The footage is uploaded to cloud servers in Canada at the end of each shift, and is kept for at least two years; this could be longer if the video becomes part of a misconduct proceeding or court case.

Inspector Quinn Jacques of the Tsuut’ina Nation Police Service in Alberta told The Globe that body cameras have been enormously valuable.

“It’s been such a benefit to our police service. I would encourage all police services to move as swiftly as possible to adopt this technology,” he said. “For us it’s been a game changer in terms of being transparent to the public. When our officers are interacting with the public, the cameras are always on, creating an indelible record of the interaction for our community.”

Body cameras instill confidence in the police service, create evidence for court and help the service with training, he said.

Scot Wortley, a University of Toronto professor at the Centre for Criminology and Sociolegal Studies, said that body cameras are “not a panacea,” but could be a useful accountability tool – if the public is able to access the videos.

Currently, police often act as if they own the footage, and this benefits the police services, he said. In some cases, forces have released video that depicts them in a positive light without the permission of the civilians involved in the case.

“There seems to be a definite pro-police policy with respect to when this information can be released,” Prof. Wortley continued. “It’s released strategically, when it supports police interests. But if it makes the police look bad, then that video footage is going to be held back.”

Brenda McPhail, a privacy, technology and surveillance expert with the Canadian Civil Liberties Association, said that Toronto Police’s reasoning for withholding the video – that it was part of a continuing labour matter – was “fundamentally contradictory and a bit hypocritical,” and a “really crafty way” of getting around requirements under Ontario’s freedom-of-information law.
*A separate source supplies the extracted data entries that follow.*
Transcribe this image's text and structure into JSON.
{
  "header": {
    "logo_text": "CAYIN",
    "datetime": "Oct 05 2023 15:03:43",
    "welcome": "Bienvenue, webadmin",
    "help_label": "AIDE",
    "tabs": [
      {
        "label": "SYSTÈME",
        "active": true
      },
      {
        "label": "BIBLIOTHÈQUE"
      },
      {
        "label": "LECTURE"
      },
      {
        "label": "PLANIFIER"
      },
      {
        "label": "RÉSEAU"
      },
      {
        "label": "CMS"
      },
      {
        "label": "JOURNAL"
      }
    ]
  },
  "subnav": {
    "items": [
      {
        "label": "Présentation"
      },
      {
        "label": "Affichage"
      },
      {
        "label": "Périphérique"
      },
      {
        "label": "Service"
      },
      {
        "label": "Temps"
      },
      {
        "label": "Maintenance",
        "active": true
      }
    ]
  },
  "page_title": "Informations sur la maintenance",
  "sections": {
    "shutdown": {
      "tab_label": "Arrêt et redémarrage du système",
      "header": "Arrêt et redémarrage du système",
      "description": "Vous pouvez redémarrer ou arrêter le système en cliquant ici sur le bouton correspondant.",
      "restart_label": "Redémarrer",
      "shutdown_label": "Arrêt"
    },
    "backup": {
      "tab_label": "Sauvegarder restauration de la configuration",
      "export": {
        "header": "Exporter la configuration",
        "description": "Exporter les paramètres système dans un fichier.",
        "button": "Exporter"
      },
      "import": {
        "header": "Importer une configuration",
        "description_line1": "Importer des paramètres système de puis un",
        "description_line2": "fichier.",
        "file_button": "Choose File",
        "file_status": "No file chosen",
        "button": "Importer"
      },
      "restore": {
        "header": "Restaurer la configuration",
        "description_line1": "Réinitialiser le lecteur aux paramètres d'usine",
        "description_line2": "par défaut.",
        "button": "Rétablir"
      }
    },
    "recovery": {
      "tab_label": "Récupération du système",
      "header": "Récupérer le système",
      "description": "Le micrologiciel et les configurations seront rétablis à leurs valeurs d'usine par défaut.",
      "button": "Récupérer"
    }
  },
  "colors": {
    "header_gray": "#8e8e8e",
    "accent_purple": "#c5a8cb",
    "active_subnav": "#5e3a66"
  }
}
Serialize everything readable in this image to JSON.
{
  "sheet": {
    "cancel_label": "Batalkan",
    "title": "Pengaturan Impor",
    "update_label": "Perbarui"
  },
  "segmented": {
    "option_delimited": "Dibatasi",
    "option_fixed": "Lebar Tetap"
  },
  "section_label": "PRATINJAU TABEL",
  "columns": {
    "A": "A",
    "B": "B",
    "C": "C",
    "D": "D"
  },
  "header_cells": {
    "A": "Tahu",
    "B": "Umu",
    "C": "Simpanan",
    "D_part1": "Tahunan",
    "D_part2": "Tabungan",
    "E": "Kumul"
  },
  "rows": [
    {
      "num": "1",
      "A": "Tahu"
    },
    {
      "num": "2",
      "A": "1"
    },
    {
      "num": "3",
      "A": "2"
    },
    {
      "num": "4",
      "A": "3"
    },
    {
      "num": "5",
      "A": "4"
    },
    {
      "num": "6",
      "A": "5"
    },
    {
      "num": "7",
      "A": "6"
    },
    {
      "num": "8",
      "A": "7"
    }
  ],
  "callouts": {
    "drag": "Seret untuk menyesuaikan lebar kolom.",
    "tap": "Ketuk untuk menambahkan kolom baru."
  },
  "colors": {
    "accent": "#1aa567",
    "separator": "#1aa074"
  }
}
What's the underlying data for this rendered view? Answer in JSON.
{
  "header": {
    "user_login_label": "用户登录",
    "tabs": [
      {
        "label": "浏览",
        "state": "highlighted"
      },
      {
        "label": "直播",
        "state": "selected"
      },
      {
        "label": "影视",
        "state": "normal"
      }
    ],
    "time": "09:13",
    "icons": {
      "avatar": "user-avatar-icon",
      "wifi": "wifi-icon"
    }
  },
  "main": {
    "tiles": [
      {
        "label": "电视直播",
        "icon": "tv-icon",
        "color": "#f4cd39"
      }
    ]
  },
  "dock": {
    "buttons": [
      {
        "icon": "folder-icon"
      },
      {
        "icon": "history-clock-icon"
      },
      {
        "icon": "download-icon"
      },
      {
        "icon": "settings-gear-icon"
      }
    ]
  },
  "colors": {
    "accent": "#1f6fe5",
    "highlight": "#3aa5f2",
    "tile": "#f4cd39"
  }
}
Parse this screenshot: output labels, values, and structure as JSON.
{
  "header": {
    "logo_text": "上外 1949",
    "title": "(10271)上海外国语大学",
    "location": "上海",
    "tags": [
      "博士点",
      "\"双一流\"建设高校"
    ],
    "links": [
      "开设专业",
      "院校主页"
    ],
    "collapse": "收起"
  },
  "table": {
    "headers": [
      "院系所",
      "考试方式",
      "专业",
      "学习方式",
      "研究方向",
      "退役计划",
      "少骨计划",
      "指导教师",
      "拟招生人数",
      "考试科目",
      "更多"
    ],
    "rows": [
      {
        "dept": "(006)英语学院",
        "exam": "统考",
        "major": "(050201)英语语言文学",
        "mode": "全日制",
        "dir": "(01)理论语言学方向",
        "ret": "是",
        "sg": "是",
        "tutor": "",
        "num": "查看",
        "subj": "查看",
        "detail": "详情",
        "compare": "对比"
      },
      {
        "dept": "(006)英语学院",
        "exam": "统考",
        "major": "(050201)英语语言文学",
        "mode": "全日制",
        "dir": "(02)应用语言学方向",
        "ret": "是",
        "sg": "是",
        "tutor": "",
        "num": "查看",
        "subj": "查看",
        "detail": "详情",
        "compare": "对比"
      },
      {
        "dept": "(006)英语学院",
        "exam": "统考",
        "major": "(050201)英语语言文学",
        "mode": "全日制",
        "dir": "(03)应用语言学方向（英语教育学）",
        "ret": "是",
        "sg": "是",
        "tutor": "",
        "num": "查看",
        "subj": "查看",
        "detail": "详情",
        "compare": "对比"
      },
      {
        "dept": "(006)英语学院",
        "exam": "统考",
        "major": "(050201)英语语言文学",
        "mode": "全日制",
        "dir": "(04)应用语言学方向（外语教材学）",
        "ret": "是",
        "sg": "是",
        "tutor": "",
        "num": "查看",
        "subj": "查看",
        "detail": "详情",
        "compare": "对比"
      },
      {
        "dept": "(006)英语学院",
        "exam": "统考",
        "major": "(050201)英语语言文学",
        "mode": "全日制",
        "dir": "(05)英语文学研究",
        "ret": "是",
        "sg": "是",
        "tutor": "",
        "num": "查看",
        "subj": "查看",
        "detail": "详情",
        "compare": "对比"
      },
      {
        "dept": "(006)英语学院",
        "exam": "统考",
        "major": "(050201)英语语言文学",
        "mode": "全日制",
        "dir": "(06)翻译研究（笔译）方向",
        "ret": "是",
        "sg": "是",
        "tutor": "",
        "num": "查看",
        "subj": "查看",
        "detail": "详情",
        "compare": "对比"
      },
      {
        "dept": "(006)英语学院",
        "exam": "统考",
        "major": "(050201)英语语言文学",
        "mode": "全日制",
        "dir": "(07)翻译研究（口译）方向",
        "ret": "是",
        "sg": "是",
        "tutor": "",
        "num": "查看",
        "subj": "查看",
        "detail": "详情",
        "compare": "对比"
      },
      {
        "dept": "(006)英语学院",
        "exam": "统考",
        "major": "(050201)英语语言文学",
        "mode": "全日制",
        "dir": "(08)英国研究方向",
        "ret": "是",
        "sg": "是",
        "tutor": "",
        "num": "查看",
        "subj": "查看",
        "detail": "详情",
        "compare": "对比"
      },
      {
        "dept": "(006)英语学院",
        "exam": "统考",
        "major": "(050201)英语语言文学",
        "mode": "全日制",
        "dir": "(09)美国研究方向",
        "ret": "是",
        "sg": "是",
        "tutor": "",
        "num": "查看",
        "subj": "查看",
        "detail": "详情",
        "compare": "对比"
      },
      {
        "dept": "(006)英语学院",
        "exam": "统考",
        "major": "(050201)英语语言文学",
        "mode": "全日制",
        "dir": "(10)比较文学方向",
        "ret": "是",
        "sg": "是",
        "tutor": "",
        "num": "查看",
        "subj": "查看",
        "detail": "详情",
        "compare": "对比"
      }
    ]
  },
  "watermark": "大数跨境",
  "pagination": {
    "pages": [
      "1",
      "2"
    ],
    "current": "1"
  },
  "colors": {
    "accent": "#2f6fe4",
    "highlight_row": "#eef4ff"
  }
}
In many cases, people filing FOIs for police body camera footage will be aggrieved in some way, Ms. McPhail said, and those grievances could very well result in internal labour issues for the officers in question.

Mr. Shellnutt believes the video will eventually become public, either through the police complaints process, the FOI appeal or through civil litigation he is undertaking on behalf of Mr. O’Gilvie and his mother, Christine. It will take a while, however: At the earliest, he expects this could happen in early 2024.

Until then, the police will “fight tooth and nail” to hold back the video, he said.

“I think that where body-camera footage is going to damage the reputation of the police, they will fight it at all costs,” he said. “They have unlimited resources to do so.”